IBM and Linden Lab have announced that they’ve accomplished avatar interoperability between OpenSim and Second Life today, allowing avatars to teleport between grids.
At yesterday’s keynote by Mitch Kapor the big announcement was met with a yawn, but his comments on needing to decentralize the governance and Grid hinted at the direction of the Lab. Today’s announcement demonstrates the direction that the Lab is taking: acting as the central hub for commerce and identity while allowing other grids to link to these services.
While cross-grid log-in between OpenSim and Second Life had been achieved before, the difference is that this time is that the avatar logged into Second Life and then teleported to OpenSim. In other words, was able to teleport directly from a sim in Second Life to OpenSim and back.
Thanks to Saijanai Kuhn who explained that currently, you login to a simulator. With the new open protocols, you log into an “Agent Domain” much like an ISP for your avatar. The then you tell the Agent Domain which grid you want to go to, it contacts the grid and passes the connections along to your viewer.
Discussions of OpenSim bring up concerns about asset transfers from the ‘protected’ grids of Second Life to OpenSim. The Lab is trying to allay those concerns and Zero Linden is promising time on Metanomics to explain the accomplishment in interoperability and is reviewing details with the Linden lawyers about the Terms of Services in order to provide clarity on copyright protection.
A rough outline of the current thoughts about IP protection are available on the Second Life Wiki in which they outline options currently under consideration:
Two extensions have been suggested to the current permission system:
* transfer to trusted region — that would allow the content creator either
o to allow transfer of the content to a list of trusted regions, or
o to allow transfer to all those regions that are trusted by a list of regions that she trusts
* sticky permissions — permissions that cannot be changed down the food chain; for example,
o sticky transfer permission and sticky price tag: you can transfer the object, but you cannot take away the transfer permission, you should also not charge for the object.

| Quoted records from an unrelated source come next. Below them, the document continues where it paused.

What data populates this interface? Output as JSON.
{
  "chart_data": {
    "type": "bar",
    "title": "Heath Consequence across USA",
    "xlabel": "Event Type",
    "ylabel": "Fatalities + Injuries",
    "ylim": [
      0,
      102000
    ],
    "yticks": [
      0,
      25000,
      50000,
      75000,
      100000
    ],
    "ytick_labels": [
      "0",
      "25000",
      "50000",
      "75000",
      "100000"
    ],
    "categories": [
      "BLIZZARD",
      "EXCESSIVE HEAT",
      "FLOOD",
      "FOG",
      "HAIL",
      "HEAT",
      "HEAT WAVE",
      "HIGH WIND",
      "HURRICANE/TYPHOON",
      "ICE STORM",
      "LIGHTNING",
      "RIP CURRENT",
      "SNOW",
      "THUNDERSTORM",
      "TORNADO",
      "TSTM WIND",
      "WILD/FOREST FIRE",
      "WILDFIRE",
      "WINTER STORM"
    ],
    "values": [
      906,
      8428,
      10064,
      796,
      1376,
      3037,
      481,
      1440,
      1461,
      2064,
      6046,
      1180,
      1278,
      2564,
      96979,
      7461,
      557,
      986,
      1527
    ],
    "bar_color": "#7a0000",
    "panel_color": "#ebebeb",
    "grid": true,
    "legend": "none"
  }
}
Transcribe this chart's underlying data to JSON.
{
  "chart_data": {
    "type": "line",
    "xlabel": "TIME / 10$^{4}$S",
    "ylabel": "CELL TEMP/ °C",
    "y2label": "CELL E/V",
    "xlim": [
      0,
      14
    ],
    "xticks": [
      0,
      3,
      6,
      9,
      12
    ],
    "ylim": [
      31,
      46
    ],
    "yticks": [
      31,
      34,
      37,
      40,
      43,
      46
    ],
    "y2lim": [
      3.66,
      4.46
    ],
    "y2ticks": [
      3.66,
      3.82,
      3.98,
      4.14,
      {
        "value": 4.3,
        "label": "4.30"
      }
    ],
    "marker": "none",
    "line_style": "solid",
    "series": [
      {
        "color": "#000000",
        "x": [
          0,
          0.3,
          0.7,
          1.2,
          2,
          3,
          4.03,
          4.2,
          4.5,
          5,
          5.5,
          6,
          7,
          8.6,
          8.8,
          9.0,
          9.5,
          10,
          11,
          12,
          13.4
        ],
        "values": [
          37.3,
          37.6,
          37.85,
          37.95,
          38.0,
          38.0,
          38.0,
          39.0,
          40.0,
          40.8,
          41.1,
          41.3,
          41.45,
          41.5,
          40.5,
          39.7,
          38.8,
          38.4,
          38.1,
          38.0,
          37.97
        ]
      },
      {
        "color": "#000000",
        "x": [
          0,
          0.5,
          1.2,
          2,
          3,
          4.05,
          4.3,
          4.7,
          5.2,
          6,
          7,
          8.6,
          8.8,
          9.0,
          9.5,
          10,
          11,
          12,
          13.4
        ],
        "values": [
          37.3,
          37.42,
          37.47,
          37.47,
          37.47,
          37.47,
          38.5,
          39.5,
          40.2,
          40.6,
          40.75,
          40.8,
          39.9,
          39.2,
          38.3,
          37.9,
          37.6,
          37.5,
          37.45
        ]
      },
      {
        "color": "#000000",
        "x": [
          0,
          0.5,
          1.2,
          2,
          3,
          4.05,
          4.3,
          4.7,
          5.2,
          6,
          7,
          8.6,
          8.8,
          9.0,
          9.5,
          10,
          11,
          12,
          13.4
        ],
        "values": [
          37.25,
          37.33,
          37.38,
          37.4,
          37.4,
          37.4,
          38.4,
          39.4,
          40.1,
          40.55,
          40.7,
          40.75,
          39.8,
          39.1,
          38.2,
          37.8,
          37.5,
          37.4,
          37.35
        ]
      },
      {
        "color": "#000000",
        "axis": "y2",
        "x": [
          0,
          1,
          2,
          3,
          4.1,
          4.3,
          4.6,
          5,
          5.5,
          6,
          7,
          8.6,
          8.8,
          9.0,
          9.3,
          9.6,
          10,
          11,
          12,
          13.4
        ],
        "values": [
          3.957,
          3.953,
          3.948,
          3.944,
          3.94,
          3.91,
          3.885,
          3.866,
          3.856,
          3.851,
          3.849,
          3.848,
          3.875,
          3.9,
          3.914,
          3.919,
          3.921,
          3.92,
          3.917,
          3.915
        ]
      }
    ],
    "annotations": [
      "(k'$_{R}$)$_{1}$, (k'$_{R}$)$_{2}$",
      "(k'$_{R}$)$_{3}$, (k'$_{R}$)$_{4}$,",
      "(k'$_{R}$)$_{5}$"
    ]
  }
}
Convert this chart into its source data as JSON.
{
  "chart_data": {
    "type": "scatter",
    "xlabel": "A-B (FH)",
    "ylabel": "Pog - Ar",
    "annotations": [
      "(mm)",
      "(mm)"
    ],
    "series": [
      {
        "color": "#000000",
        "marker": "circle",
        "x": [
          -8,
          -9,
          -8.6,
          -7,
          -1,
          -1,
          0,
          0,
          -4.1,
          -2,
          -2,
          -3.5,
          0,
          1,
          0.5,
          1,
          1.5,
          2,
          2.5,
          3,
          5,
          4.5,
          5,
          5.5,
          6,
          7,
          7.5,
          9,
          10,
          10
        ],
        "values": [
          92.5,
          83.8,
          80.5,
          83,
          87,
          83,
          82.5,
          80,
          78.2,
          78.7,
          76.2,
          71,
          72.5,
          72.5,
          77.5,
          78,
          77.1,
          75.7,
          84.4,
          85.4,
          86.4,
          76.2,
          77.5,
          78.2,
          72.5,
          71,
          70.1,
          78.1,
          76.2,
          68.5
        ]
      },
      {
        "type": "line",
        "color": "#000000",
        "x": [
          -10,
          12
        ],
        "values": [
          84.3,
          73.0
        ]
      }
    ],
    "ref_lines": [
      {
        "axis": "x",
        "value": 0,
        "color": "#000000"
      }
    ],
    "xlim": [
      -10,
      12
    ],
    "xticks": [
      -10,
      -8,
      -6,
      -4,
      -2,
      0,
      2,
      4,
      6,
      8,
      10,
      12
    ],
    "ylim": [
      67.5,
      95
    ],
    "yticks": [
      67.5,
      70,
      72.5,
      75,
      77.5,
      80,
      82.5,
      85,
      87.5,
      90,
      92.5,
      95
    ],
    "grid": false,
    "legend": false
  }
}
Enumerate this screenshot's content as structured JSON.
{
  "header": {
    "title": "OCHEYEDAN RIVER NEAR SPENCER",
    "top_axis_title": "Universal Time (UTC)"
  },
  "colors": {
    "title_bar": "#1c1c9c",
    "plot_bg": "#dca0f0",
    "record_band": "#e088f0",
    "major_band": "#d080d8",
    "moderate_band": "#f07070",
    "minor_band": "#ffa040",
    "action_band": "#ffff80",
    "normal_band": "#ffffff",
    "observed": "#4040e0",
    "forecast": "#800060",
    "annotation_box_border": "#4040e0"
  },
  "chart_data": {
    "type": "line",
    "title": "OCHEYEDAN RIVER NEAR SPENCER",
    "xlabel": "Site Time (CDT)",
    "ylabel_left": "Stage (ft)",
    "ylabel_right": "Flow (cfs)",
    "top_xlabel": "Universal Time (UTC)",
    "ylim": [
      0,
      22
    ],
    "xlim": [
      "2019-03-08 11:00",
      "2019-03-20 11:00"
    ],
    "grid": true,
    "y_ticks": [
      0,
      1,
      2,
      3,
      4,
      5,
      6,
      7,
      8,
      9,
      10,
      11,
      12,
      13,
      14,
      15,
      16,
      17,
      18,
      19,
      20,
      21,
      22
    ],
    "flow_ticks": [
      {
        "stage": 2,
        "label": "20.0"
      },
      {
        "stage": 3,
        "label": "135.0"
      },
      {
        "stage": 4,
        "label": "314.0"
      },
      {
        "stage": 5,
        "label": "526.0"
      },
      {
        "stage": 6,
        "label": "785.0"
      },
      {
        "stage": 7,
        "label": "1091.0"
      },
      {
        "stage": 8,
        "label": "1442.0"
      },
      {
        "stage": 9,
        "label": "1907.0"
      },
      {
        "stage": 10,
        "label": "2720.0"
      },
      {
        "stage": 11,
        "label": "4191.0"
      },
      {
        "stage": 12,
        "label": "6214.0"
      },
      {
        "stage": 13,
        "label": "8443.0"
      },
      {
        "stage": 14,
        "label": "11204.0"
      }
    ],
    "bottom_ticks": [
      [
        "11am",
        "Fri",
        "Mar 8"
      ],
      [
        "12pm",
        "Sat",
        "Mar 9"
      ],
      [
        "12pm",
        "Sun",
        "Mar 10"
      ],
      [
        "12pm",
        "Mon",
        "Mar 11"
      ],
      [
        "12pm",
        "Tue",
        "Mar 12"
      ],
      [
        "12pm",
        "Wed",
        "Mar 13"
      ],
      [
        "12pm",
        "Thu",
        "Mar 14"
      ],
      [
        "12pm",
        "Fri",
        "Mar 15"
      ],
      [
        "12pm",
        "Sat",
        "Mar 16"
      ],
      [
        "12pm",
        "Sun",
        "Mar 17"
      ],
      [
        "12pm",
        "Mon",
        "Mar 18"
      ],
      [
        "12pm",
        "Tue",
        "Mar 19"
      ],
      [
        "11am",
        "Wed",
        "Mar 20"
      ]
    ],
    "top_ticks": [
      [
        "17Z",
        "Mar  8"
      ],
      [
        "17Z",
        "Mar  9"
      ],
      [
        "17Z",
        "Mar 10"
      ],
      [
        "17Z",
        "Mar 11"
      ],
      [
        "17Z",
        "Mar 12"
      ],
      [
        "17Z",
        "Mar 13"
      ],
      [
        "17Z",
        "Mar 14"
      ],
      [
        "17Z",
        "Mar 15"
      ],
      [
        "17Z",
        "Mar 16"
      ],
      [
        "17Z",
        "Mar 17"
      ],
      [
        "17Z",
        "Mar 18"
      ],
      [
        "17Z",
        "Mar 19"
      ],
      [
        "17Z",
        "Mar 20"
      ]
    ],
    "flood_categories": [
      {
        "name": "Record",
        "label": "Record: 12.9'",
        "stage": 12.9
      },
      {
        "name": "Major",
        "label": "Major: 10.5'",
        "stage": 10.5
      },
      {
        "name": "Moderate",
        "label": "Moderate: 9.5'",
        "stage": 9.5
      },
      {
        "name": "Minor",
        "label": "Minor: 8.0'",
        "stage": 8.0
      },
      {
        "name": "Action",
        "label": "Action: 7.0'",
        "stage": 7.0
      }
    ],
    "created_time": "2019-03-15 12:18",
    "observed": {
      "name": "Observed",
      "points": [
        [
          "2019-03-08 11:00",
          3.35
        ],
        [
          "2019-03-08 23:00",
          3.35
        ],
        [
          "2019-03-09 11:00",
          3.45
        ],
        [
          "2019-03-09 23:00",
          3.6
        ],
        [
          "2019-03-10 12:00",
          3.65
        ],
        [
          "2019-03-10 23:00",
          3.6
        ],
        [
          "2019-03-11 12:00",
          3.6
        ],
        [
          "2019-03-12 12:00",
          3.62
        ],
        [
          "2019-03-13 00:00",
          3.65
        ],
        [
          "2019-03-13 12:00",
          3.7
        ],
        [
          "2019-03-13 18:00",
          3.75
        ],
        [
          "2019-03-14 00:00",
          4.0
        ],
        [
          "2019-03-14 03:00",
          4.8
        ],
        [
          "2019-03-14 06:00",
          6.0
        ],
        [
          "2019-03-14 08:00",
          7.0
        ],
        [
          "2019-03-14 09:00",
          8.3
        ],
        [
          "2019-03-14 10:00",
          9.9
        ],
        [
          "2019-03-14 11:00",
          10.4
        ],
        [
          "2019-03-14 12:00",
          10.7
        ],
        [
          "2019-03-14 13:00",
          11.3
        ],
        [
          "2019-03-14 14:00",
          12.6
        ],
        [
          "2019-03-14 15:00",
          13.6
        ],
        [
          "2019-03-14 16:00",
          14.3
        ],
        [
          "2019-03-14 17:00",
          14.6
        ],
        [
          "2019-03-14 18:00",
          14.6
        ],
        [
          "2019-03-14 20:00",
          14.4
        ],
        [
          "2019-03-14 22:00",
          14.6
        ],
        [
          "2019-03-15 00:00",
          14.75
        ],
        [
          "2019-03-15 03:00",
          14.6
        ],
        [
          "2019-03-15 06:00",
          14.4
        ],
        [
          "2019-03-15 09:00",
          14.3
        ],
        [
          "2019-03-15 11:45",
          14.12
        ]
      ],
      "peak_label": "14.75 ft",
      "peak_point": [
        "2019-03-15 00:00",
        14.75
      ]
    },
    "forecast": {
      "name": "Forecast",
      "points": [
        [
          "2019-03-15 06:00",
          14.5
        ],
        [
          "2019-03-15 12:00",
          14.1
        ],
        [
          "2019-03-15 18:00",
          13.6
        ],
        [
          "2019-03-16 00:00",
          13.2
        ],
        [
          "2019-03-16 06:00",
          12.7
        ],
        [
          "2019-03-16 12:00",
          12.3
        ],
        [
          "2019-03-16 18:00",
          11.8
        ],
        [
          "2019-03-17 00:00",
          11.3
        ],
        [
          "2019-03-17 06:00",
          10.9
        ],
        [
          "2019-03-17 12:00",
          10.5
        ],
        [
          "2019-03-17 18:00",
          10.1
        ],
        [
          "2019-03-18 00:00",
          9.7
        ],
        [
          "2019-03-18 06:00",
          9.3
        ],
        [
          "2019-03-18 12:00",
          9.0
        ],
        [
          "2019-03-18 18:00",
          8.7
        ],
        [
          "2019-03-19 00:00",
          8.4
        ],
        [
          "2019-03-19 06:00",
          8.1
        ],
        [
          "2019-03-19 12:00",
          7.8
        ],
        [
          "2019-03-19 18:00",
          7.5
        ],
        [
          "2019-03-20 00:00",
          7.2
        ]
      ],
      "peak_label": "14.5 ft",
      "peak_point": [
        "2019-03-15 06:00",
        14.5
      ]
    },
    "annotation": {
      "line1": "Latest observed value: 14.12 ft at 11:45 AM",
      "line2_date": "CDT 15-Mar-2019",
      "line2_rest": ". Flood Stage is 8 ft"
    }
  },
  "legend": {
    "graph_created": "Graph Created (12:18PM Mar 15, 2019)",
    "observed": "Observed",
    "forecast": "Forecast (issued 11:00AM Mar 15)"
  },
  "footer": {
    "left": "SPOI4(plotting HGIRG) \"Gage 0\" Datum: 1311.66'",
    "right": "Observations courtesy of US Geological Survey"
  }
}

Mitch Kapor talked about Second Life as moving from the early adopter phase to a pragmatic one. There are challenges for universities and companies with Second Life. These were touched on by mooncaine in comments on a recent post: namely, “you can’t back up the content you create on your own storage devices, and you are utterly reliant on LL’s servers to be up and accessible to you.”
Ability to host your own Grid on openSim, back-up the content on that server, and have a secure environment goes a long way to allaying these concerns. However, it also opens up a new level of discussion around IP protection and begs the question of how Linden Lab plans to make money on all the stuff that’s happening over on another Grid. However, their reasoning may be that if they can establish the Second Life avatar and teleport protocol as the standard for open source systems, they at least maintain a slice of the provision of services and may be able to move towards establishing the standards for identity, permissions and teleportation through the metaverse.
inter-grid travel kinda trippy–maybe we can all go to Kpax? Seriously, the inventory issue is tough one.
After some reflection, (maybe not all that much though), I would think that transfer into a world must be tied to trusted creators. So objects must be linked to a certified, perhaps bonded even, creator, who will defend/warranty the authenticity of that object and pay penalites etc if they are not really theirs.
This scheme obviously could also include the owners as well–but it would be more complex I think to track it all down. The Creators are at a slightly higher vantage and could have 3rd party certificates etc.
Given the ebay/vuiton case, it would seem that this is sorta where even the web may be headed.